Descartes’ Philosophical Project
Unifying Knowledge via Method
René Descartes’ primary concern was the unification of knowledge. He believed this unification had not yet occurred due to the lack of a proper method. Therefore, he sought a method, modeled on mathematics (which he termed universal mathesis), to achieve certainty in all knowledge. Hence, Descartes is often called the father of modern epistemology.
Epistemology and Metaphysics
With Descartes, as Hegel noted, philosophy shifted away from scholastic theology towards autonomous reason and science, aiming to rebuild the edifice of knowledge on a certain, critical foundation. His goal, as stated in the Discourse on Method, was not simply to replace traditional truths but to confirm them critically. Descartes aimed to prove metaphysical concepts like the soul, the world, and God, not based on scholastic realism, but on a solid foundation derived from Cartesian doubt (which was methodical, preliminary, critical, and hyperbolic). His method simplified traditional logic and algebra, focusing on the deductive model inspired by geometry. However, it proceeds from subjectivism, starting with the self (the cogito).

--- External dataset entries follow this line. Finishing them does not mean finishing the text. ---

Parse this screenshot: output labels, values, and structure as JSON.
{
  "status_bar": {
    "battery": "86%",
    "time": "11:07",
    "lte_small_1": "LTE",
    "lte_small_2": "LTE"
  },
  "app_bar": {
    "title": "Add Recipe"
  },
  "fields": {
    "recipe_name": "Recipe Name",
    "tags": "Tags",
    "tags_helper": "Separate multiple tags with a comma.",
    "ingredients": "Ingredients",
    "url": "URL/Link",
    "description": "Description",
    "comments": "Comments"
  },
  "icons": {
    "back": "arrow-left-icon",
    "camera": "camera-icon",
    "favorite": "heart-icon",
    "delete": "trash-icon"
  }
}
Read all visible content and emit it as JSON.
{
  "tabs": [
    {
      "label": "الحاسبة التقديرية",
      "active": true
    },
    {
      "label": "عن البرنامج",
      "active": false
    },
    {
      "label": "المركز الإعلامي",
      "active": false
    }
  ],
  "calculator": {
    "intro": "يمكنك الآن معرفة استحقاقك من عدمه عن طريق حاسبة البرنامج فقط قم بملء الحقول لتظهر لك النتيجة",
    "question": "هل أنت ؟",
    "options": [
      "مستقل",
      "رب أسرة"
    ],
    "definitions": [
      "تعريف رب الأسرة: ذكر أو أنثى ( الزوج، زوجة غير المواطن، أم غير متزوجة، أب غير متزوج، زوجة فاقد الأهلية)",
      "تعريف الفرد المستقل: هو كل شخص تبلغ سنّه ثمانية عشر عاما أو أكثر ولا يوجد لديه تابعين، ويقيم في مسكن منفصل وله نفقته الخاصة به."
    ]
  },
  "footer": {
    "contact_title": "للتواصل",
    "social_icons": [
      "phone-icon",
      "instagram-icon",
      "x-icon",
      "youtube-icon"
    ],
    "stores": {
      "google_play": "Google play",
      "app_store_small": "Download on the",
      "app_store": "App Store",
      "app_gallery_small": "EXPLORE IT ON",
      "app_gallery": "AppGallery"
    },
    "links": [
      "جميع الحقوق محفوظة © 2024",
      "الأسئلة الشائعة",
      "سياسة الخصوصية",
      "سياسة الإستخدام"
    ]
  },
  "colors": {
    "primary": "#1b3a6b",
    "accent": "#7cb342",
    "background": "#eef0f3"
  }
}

Rationalism vs. Empiricism
Descartes is a key figure in Rationalism, a 17th-century European philosophical movement opposed to Empiricism.
Characteristics of Rationalism
Rationalism is characterized by:
- Full confidence in reason.
- Belief in innate ideas (making Descartes an idealist in this sense).
- Adoption of a mathematical method.
- A metaphysics centered on the study of substances.
- A mechanistic view of the physical world.
Other contemporary Rationalist thinkers include Leibniz, Spinoza, and Malebranche.
Key Cartesian Concepts
Cartesian Rationalism stands in opposition to empiricism, naive realism, and reliance on authority and tradition. Key Cartesian concepts include moi-même (the self, implying subjectivism and anthropocentrism) and bona mens (good sense or reason, believed to be naturally equal in all humans).
Historical Context of Cartesianism
Cartesianism emerged in a historical context shaped by:
- Political factors: Royal absolutism.
- Religious factors: The Counter-Reformation.
- The Scientific Revolution (building on Renaissance advances): Including heliocentrism (Copernicus), Kepler’s laws of planetary motion, Galileo’s physics (law of falling bodies, telescope), and earlier developments like the discovery of America, printing, and gunpowder.